Last Friday saw those smaller international sides take their first tentative steps along the road that leads to Australia for the 2008 Rugby World Cup. It was Russia and Holland that kicked of the event, with the Russian side securing a 40-14 win over their less experienced opponents.

This was the first in a series of European qualifiers to determine which nation will go through into the main European qualifiers next year that will decide which nations make it through to the finals down under.

But, it has to be said, as big kick offs go the whole thing was a bit of a damp squib. Apart from a brief mention in the trade newspapers and the Rugby League European Federation (RLEF) website there was virtually no coverage at all.

Okay, these sides are not the best. I doubt Russia could cope with LHF National League Two football while the Dutch would, in all likelihood, come unstuck in the National Conference League. But that does not change the fact that this is the beginning of one of the biggest tournaments in our game's history.

Besides, the preliminary round of the Challenge Cup is always greeted with a certain amount of attention, as it is the beginning of the road to Wembley (or Twickenham). No one is ever at pains to point out that these teams will be lucky to reach round two.

We all, rightly, complain about lack of media coverage when it comes to our great game, but on occasions like this rugby league shoots itself in the foot.

For one, this event should have been hyped. In this day and age no matter how good the quality of a sporting event, it is the hype that wins over both the media and the public. We should have made it clear to everyone the meaning of this game.

Secondly, the sport can only blame itself for not organising the tournament properly. We were in the dark about this year's Gillette Tri-Nations until only a few weeks ago, so information from the 2008 World Cup is hardly likely to be available.

This, in a week were the International Cricket Council (ICC) announced the venue of the 2013 Cricket World Up. In Australia they are still debating whether to even have this tournament, which is in honour of their own centenary. The qualifiers may have started but there is a fair chance that the teams that win their way through may be going nowhere. 

We can only hope that the World Cup is a success but, this being rugby league, something will always stand in the way.

For now, I'd like to wish all the best to those teams involved in the qualifiers. These nations are, let's hope, the future of rugby league.

Dual Code Delight

Saturday night's game at the Twickenham Stoop between Harlequins and Huddersfield Giants was a good one for anyone who believes that cooperation between the two codes of rugby football is healthy.

The union/league double header at the Stoop will have brought a great deal of benefit to the Quins RL, as many union fans stayed behind after their side's game to watch the engage Super League action. Many said that they would come back again.

Now that rugby league is a summer sport, there is very little, if any, conflict between the two codes, and this has shown that they can complement one another. Rugby league will need the help of rugby union to continue spreading throughout the nation.

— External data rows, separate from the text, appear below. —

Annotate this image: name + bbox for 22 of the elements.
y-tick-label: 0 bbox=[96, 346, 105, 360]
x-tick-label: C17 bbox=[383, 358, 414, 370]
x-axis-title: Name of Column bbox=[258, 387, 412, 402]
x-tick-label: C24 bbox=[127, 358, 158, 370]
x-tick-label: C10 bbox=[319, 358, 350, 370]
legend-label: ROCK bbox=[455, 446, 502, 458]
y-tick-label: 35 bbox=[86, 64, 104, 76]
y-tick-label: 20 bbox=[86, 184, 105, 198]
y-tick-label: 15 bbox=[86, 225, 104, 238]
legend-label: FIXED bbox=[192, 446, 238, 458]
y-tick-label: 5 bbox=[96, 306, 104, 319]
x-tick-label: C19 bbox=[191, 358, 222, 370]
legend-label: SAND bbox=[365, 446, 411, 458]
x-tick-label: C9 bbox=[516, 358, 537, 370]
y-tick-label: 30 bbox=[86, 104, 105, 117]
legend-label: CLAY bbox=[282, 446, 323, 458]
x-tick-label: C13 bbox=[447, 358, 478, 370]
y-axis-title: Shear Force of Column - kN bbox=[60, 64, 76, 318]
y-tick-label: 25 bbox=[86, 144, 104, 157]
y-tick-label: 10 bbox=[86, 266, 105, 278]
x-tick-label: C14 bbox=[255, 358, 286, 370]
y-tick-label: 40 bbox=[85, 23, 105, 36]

Many Conference sides would not survive without the local union club.

I did have my doubts at first, but the dual-code Harlequins are showing that their project can work, and that means a brighter future for rugby league in our capital.

The National Game

This week sees the kick off of the ‘Summer' Conference, a competition which has been at the forefront of rugby league expansion for the last nine years. The Conference is instrumental in grassroots expansion, the only real kind of expansion, throughout the country.

New clubs that are flying the flag for rugby league in new areas of the country, such as St Albans Centurions, Hemel Hempstead Stags, Celtic Crusaders and London Skolars, are all there thanks to these rugby league pioneers.

The Conference was founded in 1997 with ten teams, which has now expanded to around eighty. It has given birth to Northern, Central and Southern Premier Leagues, as well as the new Welsh Rugby League and LHF Healthplan National league Three. There are also Conferences in Scotland and Ireland.

Almost every fan has a Conference club near to them, so give that club your support, because they are laying the foundations for the future of our great game.